My daughter is one of them. When I interviewed her briefly as she sat in the bathtub post-Junior Guards, she told me she didn’t take school lunches because “there was stuff in them made from animals and I didn’t like that.” She’d prefer her school to offer “salad and vegan cheeseburgers.” (Hey, we love a good Beyond Burger with a cashew-based cheddar slice!)
Love, who is on the forefront of ensuring my daughter’s lunch dreams become reality, has seen support: “[Second District Supervisor] Zach Friend introduced a motion to endorse AB 558,” she says. AB 558 provides state grants to school districts to increase plant-based offerings. “The board of supervisors endorsed the bill,” Love says. “When Friend made his comments at the board meeting where the measure was on the consent agenda, he specifically talked about Santa Cruz County having a history of wanting schools to have healthier food.”
What local school districts need to do is apply for funds, but in order to do so they need to know about the initiative in the first place. Love and Eat for the Earth advocate for Santa Cruz County’s children to reap the benefits of this funding. The organization seeks volunteers interested in working with local schools and “building relationships with the school districts,” she says. “Finding out who decision makers are and talking with them, supporting them to apply for some of this funding.”
Love hopes to see results in a similar vein as what a report by climate justice organization Friends of the Earth found in an analysis of a shift in the Oakland Unified School District. In “Shrinking the Carbon and Water Footprint of School Food: A Recipe for Combating Climate Change,” Friends of the Earth found that OUSD’s food carbon footprint declined 14% over two years after reducing purchases of animal products by 30%, resulting in $42,000 saved and a reduction in water use equivalent to filling 840,000 bathtubs.
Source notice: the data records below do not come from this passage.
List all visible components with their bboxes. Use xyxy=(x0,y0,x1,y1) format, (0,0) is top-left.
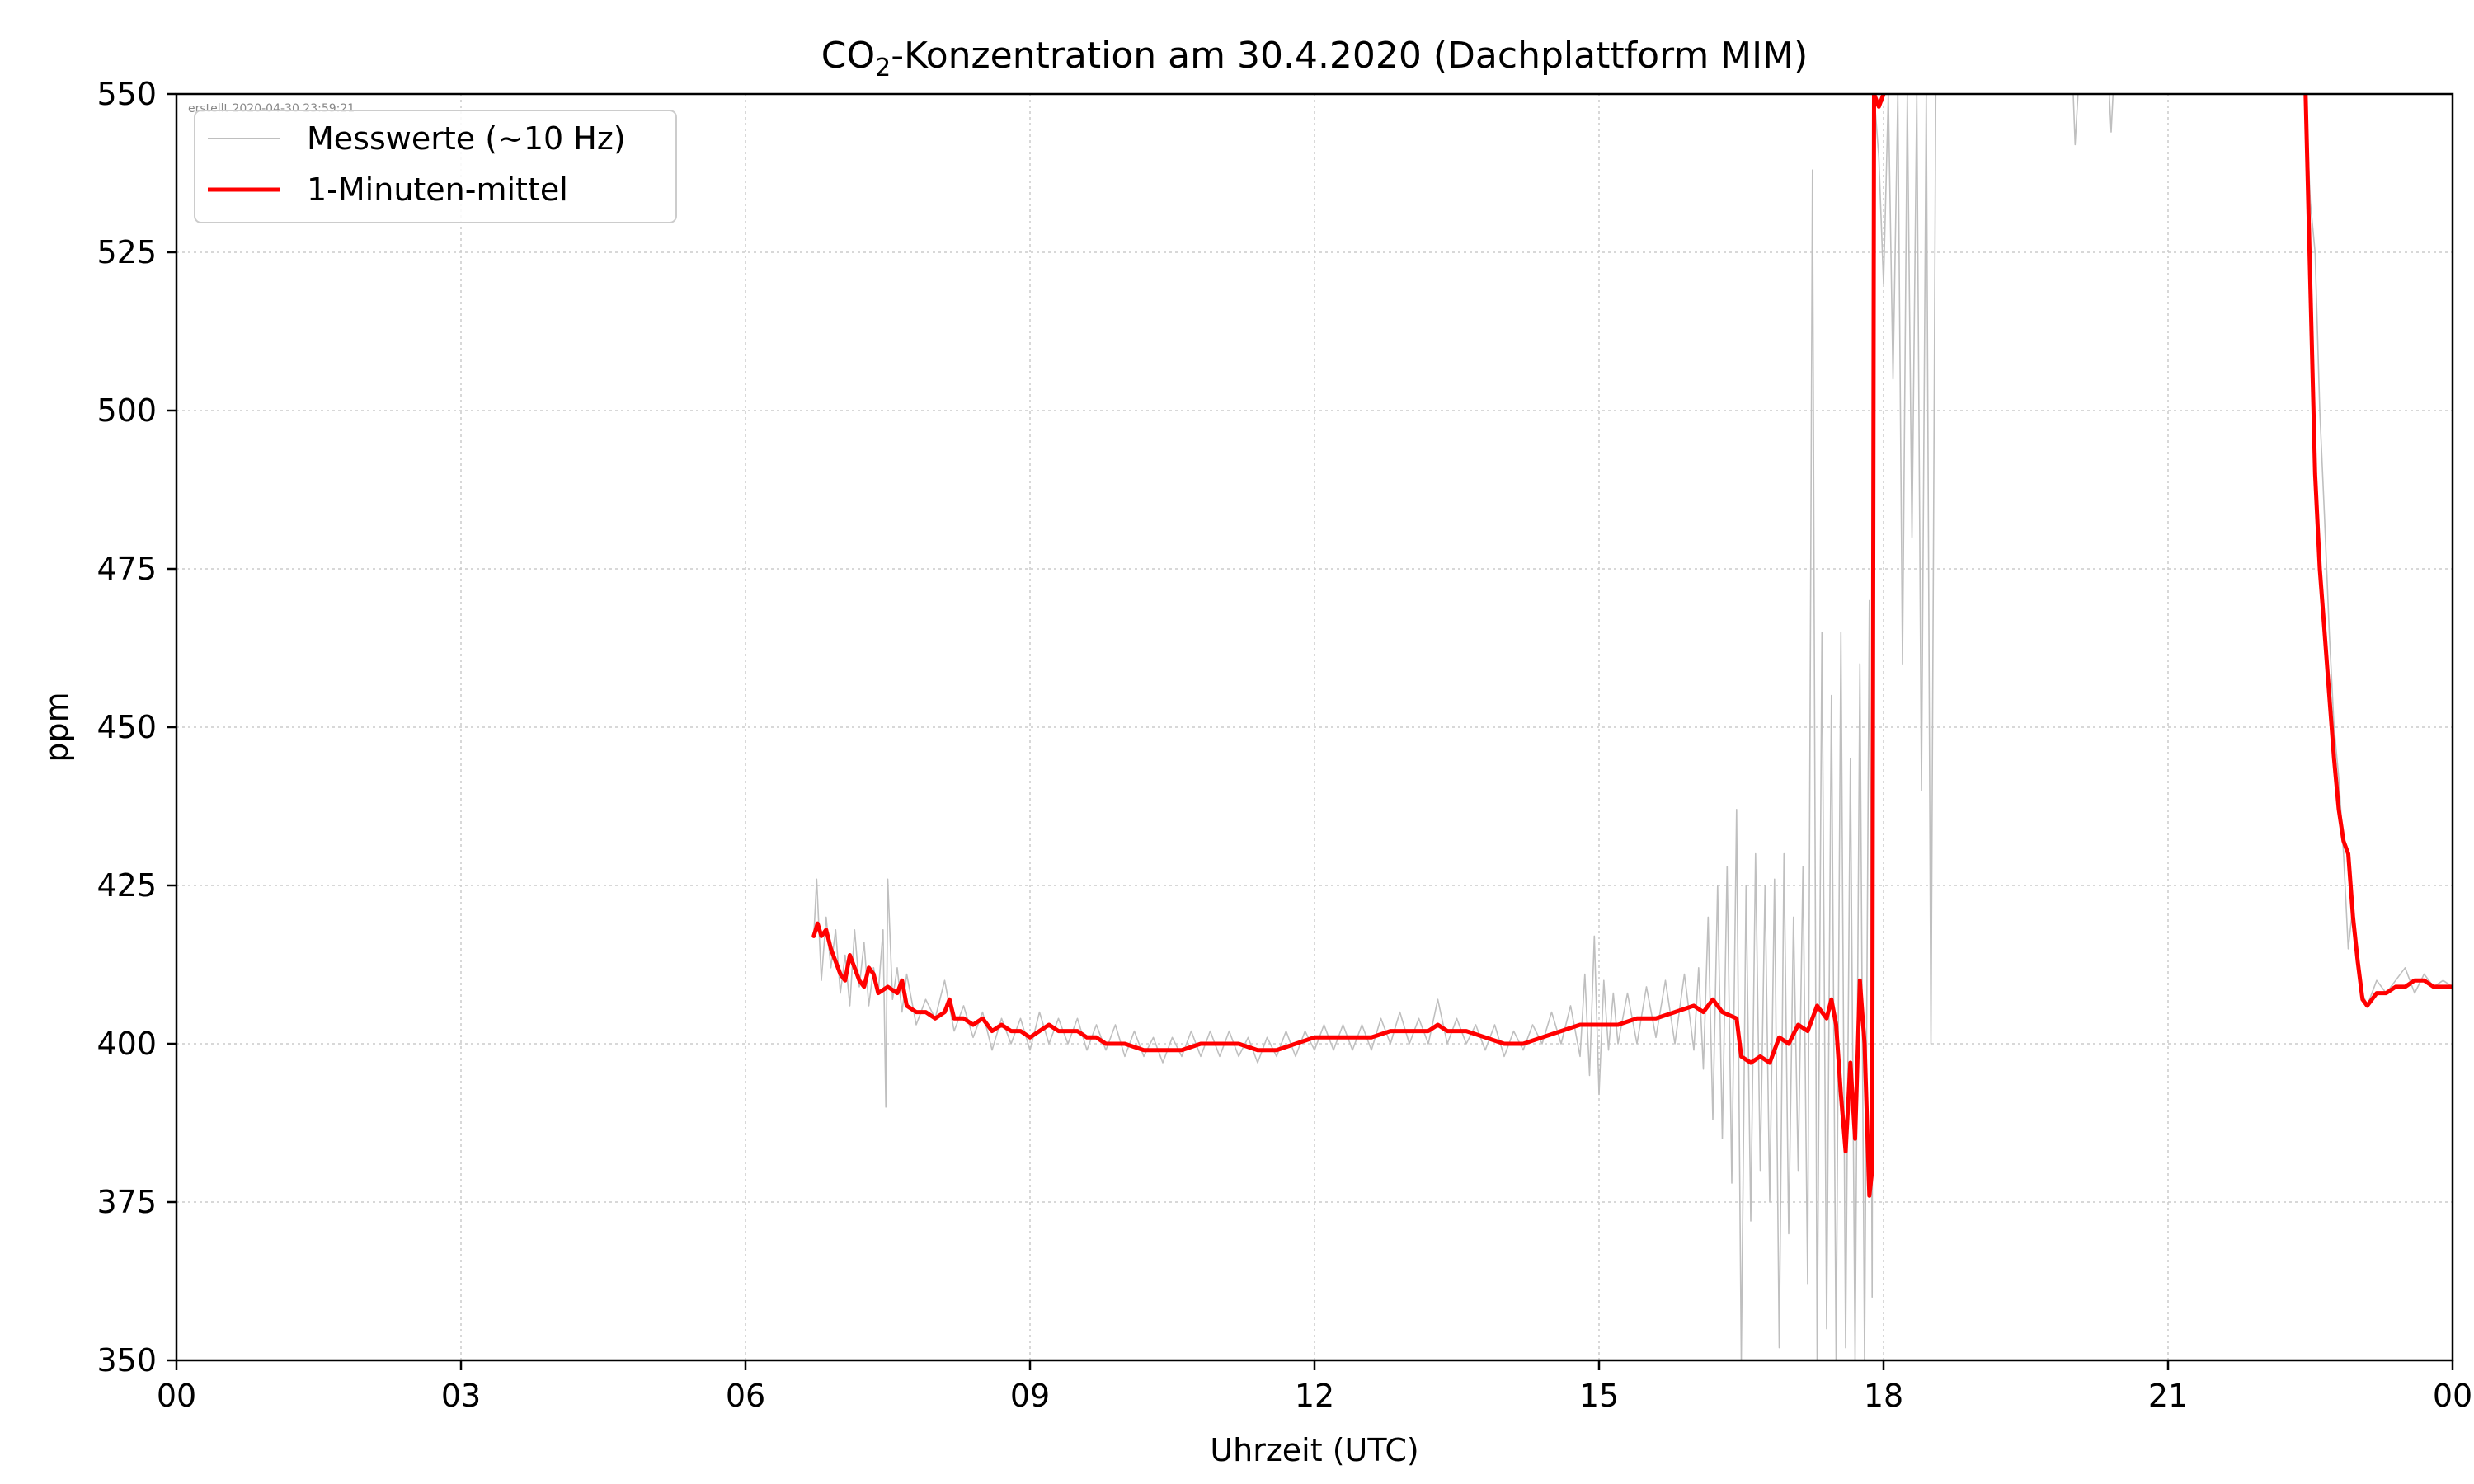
y-axis-label: ppm xyxy=(39,692,75,762)
y-tick-label: 425 xyxy=(96,867,157,904)
legend-raw-label: Messwerte (~10 Hz) xyxy=(307,120,626,157)
legend: Messwerte (~10 Hz) 1-Minuten-mittel xyxy=(194,110,677,223)
plot-area xyxy=(811,94,2453,1360)
chart-title: CO2-Konzentration am 30.4.2020 (Dachplat… xyxy=(821,35,1808,82)
x-axis-label: Uhrzeit (UTC) xyxy=(1210,1432,1418,1468)
y-tick-label: 375 xyxy=(96,1184,157,1220)
raw-series-line xyxy=(813,94,1937,1360)
title-suffix: -Konzentration am 30.4.2020 (Dachplattfo… xyxy=(891,35,1808,77)
legend-box xyxy=(194,110,677,223)
x-tick-label: 21 xyxy=(2148,1378,2188,1414)
y-tick-label: 350 xyxy=(96,1342,157,1378)
legend-mean-label: 1-Minuten-mittel xyxy=(307,171,568,208)
y-tick-label: 525 xyxy=(96,234,157,270)
axis-ticks: 00 03 06 09 12 15 18 21 003503754004254504755005… xyxy=(96,76,2472,1414)
x-tick-label: 06 xyxy=(726,1378,765,1414)
mean-series-line xyxy=(2303,94,2453,1008)
x-tick-label: 03 xyxy=(441,1378,481,1414)
raw-series-line xyxy=(2072,94,2079,146)
raw-series-line xyxy=(2108,94,2114,133)
title-prefix: CO xyxy=(821,35,875,77)
grid xyxy=(176,94,2453,1360)
y-tick-label: 475 xyxy=(96,551,157,587)
title-subscript: 2 xyxy=(875,54,891,82)
x-tick-label: 00 xyxy=(2433,1378,2472,1414)
y-tick-label: 550 xyxy=(96,76,157,112)
x-tick-label: 18 xyxy=(1864,1378,1903,1414)
x-tick-label: 15 xyxy=(1579,1378,1619,1414)
x-tick-label: 00 xyxy=(157,1378,196,1414)
x-tick-label: 09 xyxy=(1010,1378,1050,1414)
mean-series-line xyxy=(811,94,1886,1198)
y-tick-label: 450 xyxy=(96,709,157,745)
y-tick-label: 400 xyxy=(96,1026,157,1062)
y-tick-label: 500 xyxy=(96,392,157,429)
x-tick-label: 12 xyxy=(1295,1378,1334,1414)
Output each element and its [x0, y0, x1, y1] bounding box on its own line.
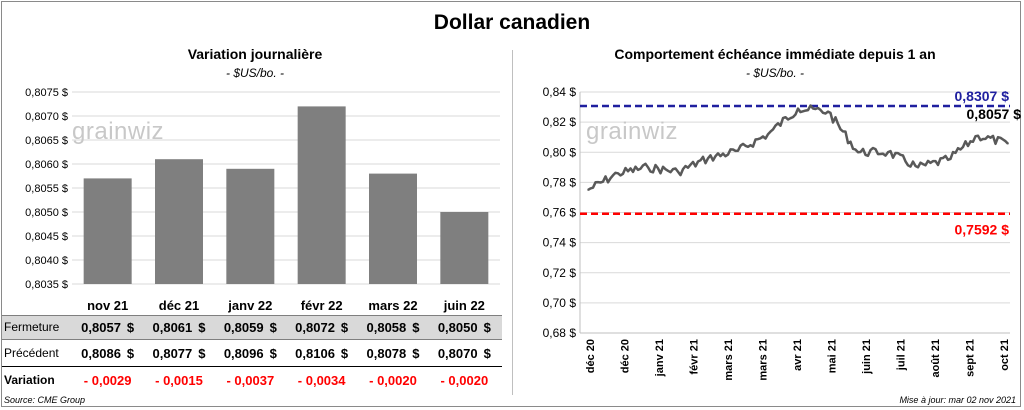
line-y-tick: 0,84 $: [543, 85, 577, 99]
line-chart: 0,68 $ 0,70 $ 0,72 $ 0,74 $ 0,76 $ 0,78 $ 0,80…: [543, 85, 1022, 381]
table-cell: 0,8059 $: [223, 320, 277, 335]
page-title: Dollar canadien: [433, 11, 591, 34]
price-series-point: [1007, 142, 1009, 145]
line-x-tick: mars 21: [723, 339, 735, 381]
price-series-point: [617, 172, 619, 175]
bar-x-tick: juin 22: [443, 298, 485, 313]
table-cell: 0,8070 $: [437, 346, 491, 361]
bar-y-tick: 0,8060 $: [25, 159, 68, 171]
line-x-tick: mars 21: [758, 339, 770, 381]
bar-x-tick: mars 22: [368, 298, 417, 313]
bar: [369, 173, 417, 284]
line-y-tick: 0,76 $: [543, 206, 577, 220]
table-cell: 0,8050 $: [437, 320, 491, 335]
price-series-point: [737, 149, 739, 152]
bar-y-tick: 0,8045 $: [25, 231, 68, 243]
update-note: Mise à jour: mar 02 nov 2021: [899, 395, 1016, 405]
bar: [83, 178, 132, 284]
table-row: Précédent 0,8086 $ 0,8077 $ 0,8096 $ 0,8106 $ 0,8…: [2, 342, 502, 365]
bar: [226, 168, 275, 284]
bar-x-tick: déc 21: [159, 298, 199, 313]
line-y-tick: 0,72 $: [543, 266, 577, 280]
bar-y-tick: 0,8050 $: [25, 207, 68, 219]
price-series-point: [917, 166, 919, 169]
table-cell: - 0,0020: [440, 373, 489, 388]
bar-y-tick: 0,8075 $: [25, 87, 68, 99]
price-series-point: [827, 110, 829, 113]
bar-x-tick: févr 22: [301, 298, 343, 313]
line-y-tick: 0,78 $: [543, 175, 577, 189]
bar-y-tick: 0,8040 $: [25, 255, 68, 267]
right-chart-unit: - $US/bo. -: [745, 66, 805, 80]
table-cell: 0,8061 $: [152, 320, 206, 335]
table-cell: 0,8057 $: [81, 320, 135, 335]
line-x-tick: juil 21: [896, 339, 908, 371]
table-cell: - 0,0037: [226, 373, 275, 388]
line-x-tick: févr 21: [689, 339, 701, 374]
line-y-tick: 0,80 $: [543, 145, 577, 159]
table-cell: 0,8072 $: [295, 320, 349, 335]
high-label: 0,8307 $: [955, 88, 1010, 104]
price-series-point: [587, 189, 589, 191]
table-cell: - 0,0020: [369, 373, 417, 388]
table-cell: 0,8086 $: [81, 346, 135, 361]
last-label: 0,8057 $: [967, 106, 1022, 122]
price-series-point: [677, 171, 679, 173]
panel-divider: [512, 50, 513, 395]
left-chart-unit: - $US/bo. -: [225, 66, 285, 80]
price-series-point: [947, 158, 949, 161]
source-note: Source: CME Group: [4, 395, 86, 405]
row-label: Variation: [4, 373, 55, 387]
price-series-point: [887, 151, 889, 154]
price-series-point: [857, 151, 859, 154]
table-cell: 0,8106 $: [295, 346, 349, 361]
row-label: Précédent: [4, 346, 59, 360]
line-x-tick: avr 21: [792, 339, 804, 371]
line-x-tick: déc 20: [585, 339, 597, 373]
table-cell: 0,8078 $: [366, 346, 420, 361]
bar-y-tick: 0,8070 $: [25, 111, 68, 123]
price-series-point: [707, 157, 709, 160]
bar-x-tick: janv 22: [227, 298, 272, 313]
right-chart-title: Comportement échéance immédiate depuis 1…: [614, 46, 936, 62]
line-x-tick: juin 21: [861, 339, 873, 375]
watermark-left: grainwiz: [72, 118, 165, 145]
line-x-tick: sept 21: [965, 339, 977, 377]
bar-x-tick: nov 21: [87, 298, 128, 313]
line-y-tick: 0,74 $: [543, 236, 577, 250]
price-series-point: [647, 166, 649, 169]
line-x-tick: août 21: [930, 339, 942, 378]
line-y-tick: 0,68 $: [543, 326, 577, 340]
line-x-tick: déc 20: [620, 339, 632, 373]
bar: [440, 212, 489, 284]
price-series-point: [977, 134, 979, 137]
table-row: Fermeture 0,8057 $ 0,8061 $ 0,8059 $ 0,8072 $ 0,8…: [2, 315, 502, 340]
row-label: Fermeture: [4, 320, 60, 334]
left-chart-title: Variation journalière: [187, 46, 323, 62]
table-cell: - 0,0034: [297, 373, 346, 388]
line-x-tick: janv 21: [654, 339, 666, 377]
bar-y-tick: 0,8065 $: [25, 135, 68, 147]
table-cell: - 0,0015: [155, 373, 203, 388]
low-label: 0,7592 $: [955, 222, 1010, 238]
table-cell: 0,8096 $: [223, 346, 277, 361]
table-rule: [2, 366, 502, 367]
table-cell: 0,8077 $: [152, 346, 206, 361]
table-cell: 0,8058 $: [366, 320, 420, 335]
line-y-tick: 0,82 $: [543, 115, 577, 129]
price-series-point: [767, 133, 769, 135]
bar-y-tick: 0,8055 $: [25, 183, 68, 195]
bar: [155, 159, 203, 284]
line-x-tick: oct 21: [999, 339, 1011, 371]
bar-y-tick: 0,8035 $: [25, 279, 68, 291]
bar: [297, 106, 346, 285]
watermark-right: grainwiz: [586, 118, 679, 145]
line-x-tick: mai 21: [827, 339, 839, 373]
price-series-point: [797, 107, 799, 110]
table-row: Variation - 0,0029 - 0,0015 - 0,0037 - 0,003…: [2, 369, 502, 392]
bar-chart: 0,8035 $ 0,8040 $ 0,8045 $ 0,8050 $ 0,8055 $…: [25, 87, 500, 313]
table-cell: - 0,0029: [83, 373, 132, 388]
line-y-tick: 0,70 $: [543, 296, 577, 310]
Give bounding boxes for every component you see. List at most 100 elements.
“Part of our vision is that Santa Cruz County is a model of sustainable eating,” Love says. “Having sustainable plant-based foods in our schools fits that vision. Santa Cruz County is progressive, a wonderful place to live, with lots of access to natural beauty and good will. There’s no reason we can’t be a model of eating sustainably. We will take advantage of it locally.”
Love also emphasizes that nothing is being taken away, only more options given. “I have never heard any policy suggestion to legislate that people can’t have what they want,” she says.
The new legislation is about incentivizing choices that are healthier for human beings and more environmentally sustainable.
“I want to see policy makers and corporate leaders really see and acknowledge the dire need for human diets to change so we can continue to have a habitable world,” she says. “When measures like this are passed it gives me hope we are moving in that direction. What we need is for all leaders to make these policy changes to support this dietary shift.”